Dusache nodded to the opponents in the arena. 'Blake there wanted to make himself some money. He's made a mistake. The little guy is a Hooper from Spat-terjay. Easy to underestimate,' he said.

Stanton studied the litde man more closely now. He saw that the blue coloration was due to thousands of blue ring-shaped scars all over his body. He returned his attention to the mercenaries and pointed to Dusache and Svent.

'Those augs, what's the story?'

The two men simultaneously reached up and touched the scaly organic augs nestling behind their ears. Stanton thought there was something creepy about this twinned response.

'Good tech,' said Svent. 'You can access just about any server real fast, even get in a little on AI nets, damned near a gridlink, and these little dears ain't far off AI themselves. About a hundred New Yen, plus fitting. Made by Dragoncorp.'

'They look like biotech.'

'Nah,' said Svent. 'You should know me better than that. I wouldn't drop a Yen on that shit.'

'Speaking of Yen,' said Corlackis softly, and gazed at Stanton with tired patience. Stanton reached into his pocket and took out the sapphire. He tossed it to Corlackis. The mercenary's hand snapped up cobra fast and caught the gem. He studied it for a moment, then dropped it in his top pocket.

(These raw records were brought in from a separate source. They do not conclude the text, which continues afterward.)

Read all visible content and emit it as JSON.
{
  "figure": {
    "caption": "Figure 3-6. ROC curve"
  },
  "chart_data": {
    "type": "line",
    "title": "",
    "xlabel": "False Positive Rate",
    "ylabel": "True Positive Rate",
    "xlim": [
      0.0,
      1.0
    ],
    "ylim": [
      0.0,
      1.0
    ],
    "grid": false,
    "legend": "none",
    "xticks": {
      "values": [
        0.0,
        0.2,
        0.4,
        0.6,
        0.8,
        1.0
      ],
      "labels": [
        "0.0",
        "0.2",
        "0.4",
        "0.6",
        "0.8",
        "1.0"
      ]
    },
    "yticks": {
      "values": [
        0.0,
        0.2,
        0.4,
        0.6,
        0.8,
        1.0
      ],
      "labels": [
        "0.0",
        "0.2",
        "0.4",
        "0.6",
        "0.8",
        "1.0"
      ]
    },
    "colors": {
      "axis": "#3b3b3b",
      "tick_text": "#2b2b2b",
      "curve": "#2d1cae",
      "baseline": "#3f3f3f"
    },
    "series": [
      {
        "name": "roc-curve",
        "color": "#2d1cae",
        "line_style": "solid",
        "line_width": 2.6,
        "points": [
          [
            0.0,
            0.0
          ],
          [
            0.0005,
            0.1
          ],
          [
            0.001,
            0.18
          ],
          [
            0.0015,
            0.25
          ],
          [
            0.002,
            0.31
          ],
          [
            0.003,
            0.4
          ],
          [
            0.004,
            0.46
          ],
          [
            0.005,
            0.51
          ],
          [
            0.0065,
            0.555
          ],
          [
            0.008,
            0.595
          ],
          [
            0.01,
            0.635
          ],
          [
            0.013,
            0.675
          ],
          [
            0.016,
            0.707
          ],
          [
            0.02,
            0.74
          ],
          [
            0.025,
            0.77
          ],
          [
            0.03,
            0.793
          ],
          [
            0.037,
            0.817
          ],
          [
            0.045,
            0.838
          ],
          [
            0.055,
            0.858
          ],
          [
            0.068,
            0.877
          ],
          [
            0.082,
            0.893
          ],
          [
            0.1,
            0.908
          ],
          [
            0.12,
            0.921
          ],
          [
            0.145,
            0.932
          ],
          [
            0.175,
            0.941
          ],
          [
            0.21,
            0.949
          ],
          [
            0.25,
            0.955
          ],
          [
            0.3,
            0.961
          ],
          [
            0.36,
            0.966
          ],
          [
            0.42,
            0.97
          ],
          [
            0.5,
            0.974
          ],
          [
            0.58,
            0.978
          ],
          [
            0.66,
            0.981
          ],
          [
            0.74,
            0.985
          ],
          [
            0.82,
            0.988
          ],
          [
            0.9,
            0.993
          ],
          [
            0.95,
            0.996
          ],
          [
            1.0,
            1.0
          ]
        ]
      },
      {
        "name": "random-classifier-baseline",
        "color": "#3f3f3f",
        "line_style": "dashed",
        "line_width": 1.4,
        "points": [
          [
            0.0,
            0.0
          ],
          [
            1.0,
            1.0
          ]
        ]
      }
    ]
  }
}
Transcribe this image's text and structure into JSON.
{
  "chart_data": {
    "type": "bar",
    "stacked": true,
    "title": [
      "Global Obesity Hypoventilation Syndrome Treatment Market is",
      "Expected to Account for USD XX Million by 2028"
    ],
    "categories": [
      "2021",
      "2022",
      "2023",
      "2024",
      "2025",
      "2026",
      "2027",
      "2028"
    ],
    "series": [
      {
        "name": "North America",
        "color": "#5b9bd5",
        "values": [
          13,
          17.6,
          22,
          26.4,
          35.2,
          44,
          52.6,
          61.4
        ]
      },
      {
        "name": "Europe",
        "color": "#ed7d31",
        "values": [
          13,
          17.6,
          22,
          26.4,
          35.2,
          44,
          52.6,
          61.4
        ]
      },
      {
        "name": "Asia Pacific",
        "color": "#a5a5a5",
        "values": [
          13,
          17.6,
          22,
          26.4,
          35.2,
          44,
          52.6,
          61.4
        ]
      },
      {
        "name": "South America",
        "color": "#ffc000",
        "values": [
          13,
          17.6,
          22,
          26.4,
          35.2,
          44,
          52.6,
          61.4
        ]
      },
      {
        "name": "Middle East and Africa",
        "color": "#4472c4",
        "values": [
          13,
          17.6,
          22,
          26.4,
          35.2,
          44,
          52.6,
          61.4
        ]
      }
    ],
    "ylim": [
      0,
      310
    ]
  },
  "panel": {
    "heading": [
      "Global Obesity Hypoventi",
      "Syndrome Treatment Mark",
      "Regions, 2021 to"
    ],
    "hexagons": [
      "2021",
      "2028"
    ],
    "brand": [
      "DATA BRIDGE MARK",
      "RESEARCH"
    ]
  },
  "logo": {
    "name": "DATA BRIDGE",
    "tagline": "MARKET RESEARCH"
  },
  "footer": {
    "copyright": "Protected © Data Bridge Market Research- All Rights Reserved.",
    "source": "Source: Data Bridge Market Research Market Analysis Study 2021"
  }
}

'Down payment,' said Stanton.

'Hey, I didn't see that,' said Dusache.

'One hundred thousand New Carth,' said Corlackis. 'I will break it at the hotel bank and give you your share then.'

Dusache relaxed and turned his attention back to the fight. Together they all focused their attention on the opponents, for now came the sounds of metal on metal. The two fighters were in close, trying to smash through each other's guards. Blake got through and drove his fist blade straight into the Hooper's stomach. All over, thought Stanton, until the little man drove his hook through Blake's shoulder, hooked it round his collarbone, drew in close and began pumping his blade in. Blake got another couple of hits in, but it was almost as if they were irrelevant to the Hooper. Stanton noted that the little man, though he had huge gashes open on his body, did not seem to be bleeding. Blake was bleeding plenty, and after a moment he started to scream thinly. He dropped to the ground and lay there making horrible gasping sounds. The Hooper detached his hook and walked away holding it up in the air. The cheering had an edge to it. Stanton watched a medbot zip in from the side and start driving blockers and tubes into Blake's butchered flesh.